Thursday, May 28, 2009

Road to Bridge Town


Crossing the Hawthorne Bridge is like déjà vu; I’ve done this all before. The water below is dark, cold, and shimmering in the fading light of the summer day, the air, a cool and crisp breathe—the dying ephemeral release of all the tempered energies of the day. I belong here.

I’ve only been to Portland twice, but each time I visited I felt as though I were returning home. It’s not much of a secret that I have a bit of a “freak” side—but that’s the beauty of Bridge Town: everyone has a “freak” side, but no one is afraid of laying out for all to see. Portland is still clearly inundated with images of the now-standard ideals of beauty in their storefront windows and billboards and magazines, but taking stock of the people on the street none of bombarded images of socially constructed beauty seem to have had much of an impact. There are men and women of virtually every body type, each seemingly perfectly content within their skins. Whether or not they are is a different matter entirely—but each of them exudes this confidence in their own appearance that is frankly refreshing given the commonly pervasive obsession with an impossible ideal of femininity. Understandably, I fall in love with almost everyone I meet walking through the city streets.

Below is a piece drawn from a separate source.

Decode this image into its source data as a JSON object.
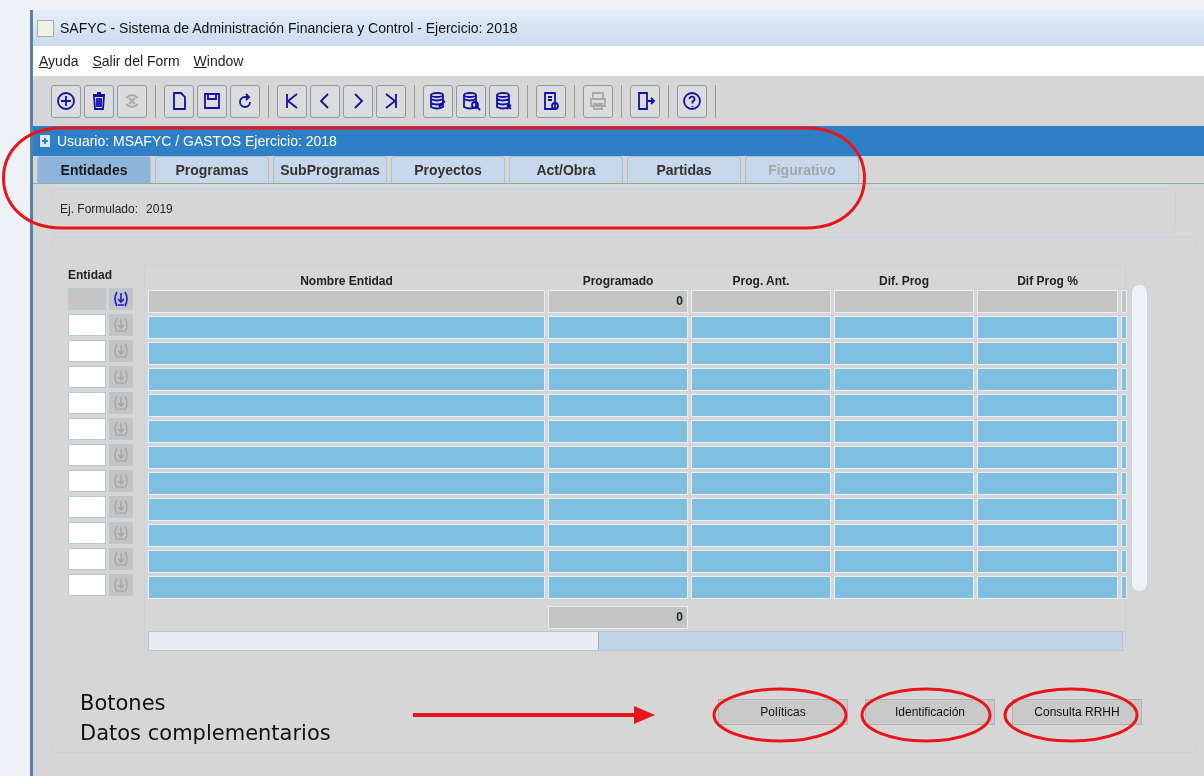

There’s a strange dialectic of comfort and insignificance that I feel within the shops and streets of Portland. While in places like Pullman most people are focused on—even intimidated by—my height, tattoos, dyed hair and multiple piercings, in Portland I blend into the woodwork. This must be what it’s like to be “normal”? That’s not to say being in Portland equates to a complete lack of recognition; folks in the coffee shops and stores were always more than eager to talk to me; merely being in Portland erases that “freak factor.” The tall tattooed tranny carries no novelty here. She is just a person.